Ambassador Mora contrasted fighting battles with ideas that come from God with fighting battles with weapons that come from men. He outlined the history of the development of religious liberty in Nicaragua. Religion played a fundamental role in ridding Nicaragua of its dictatorship, and the 1987 constitution of Nicaragua provides that all people have the right to freedom of conscious and belief. He explained how Christian ideals were fundamental to establishing modern Nicaragua.

Attorney General Caballero de Guevara discussed the importance of freedom of religion as a natural and fundamental human right. El Salvador does not require authorization or special permits from the State in order to exercise a fundamental right, and all should be able to exercise this fundamental right in private and in public. She acknowledged that freedom of religion has its limits, just like any other right. The right to choose religion is part of individual autonomy and human dignity; therefore, we must practice our religion in accordance with respect for the rights of others.
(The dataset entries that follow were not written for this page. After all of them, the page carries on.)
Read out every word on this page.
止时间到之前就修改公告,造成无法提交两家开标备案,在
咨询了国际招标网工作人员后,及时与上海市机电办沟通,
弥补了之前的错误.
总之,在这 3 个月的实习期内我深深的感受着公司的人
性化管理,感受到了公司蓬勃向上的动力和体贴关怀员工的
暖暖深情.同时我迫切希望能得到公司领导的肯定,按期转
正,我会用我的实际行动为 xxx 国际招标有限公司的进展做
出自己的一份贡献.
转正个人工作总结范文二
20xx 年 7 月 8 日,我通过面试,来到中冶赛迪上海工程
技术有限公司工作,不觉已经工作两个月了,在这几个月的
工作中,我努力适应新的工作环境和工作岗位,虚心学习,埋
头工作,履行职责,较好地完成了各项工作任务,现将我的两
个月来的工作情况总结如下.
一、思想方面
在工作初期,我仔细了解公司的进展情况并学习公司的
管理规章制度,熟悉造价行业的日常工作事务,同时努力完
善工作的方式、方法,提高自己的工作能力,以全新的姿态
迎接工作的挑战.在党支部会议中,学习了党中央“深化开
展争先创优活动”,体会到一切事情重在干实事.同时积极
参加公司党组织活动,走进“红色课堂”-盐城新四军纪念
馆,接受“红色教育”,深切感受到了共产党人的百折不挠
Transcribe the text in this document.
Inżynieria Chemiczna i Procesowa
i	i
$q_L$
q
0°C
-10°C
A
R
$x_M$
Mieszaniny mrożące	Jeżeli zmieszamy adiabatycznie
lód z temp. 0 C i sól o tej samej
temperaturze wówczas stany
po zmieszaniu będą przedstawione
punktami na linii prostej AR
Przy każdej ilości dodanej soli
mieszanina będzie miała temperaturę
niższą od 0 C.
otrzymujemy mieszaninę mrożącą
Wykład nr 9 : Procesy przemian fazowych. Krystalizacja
Mayor Gutiérrez lectured about the history of control of the Catholic Church in Mexico, showing how Mexico went from a state that was completely religious to a state that is completely secular. He explained that presently in Mexico, the state has nothing to do with religion. However, he believes that religious freedom is a fundamental right that can be demanded in the judicial system, and this is something that Mexico is working to understand. He expressed his desire that Mexico embrace a neutral secularism that is truly neutral; instead, it appears that what happened in Mexico was a prohibition of professing religion in public. The most important thing is to build a state that allows for individual freedoms such as freedom of religion and freedom and belief and conscious. He believes that Mexico has much work to do in this area.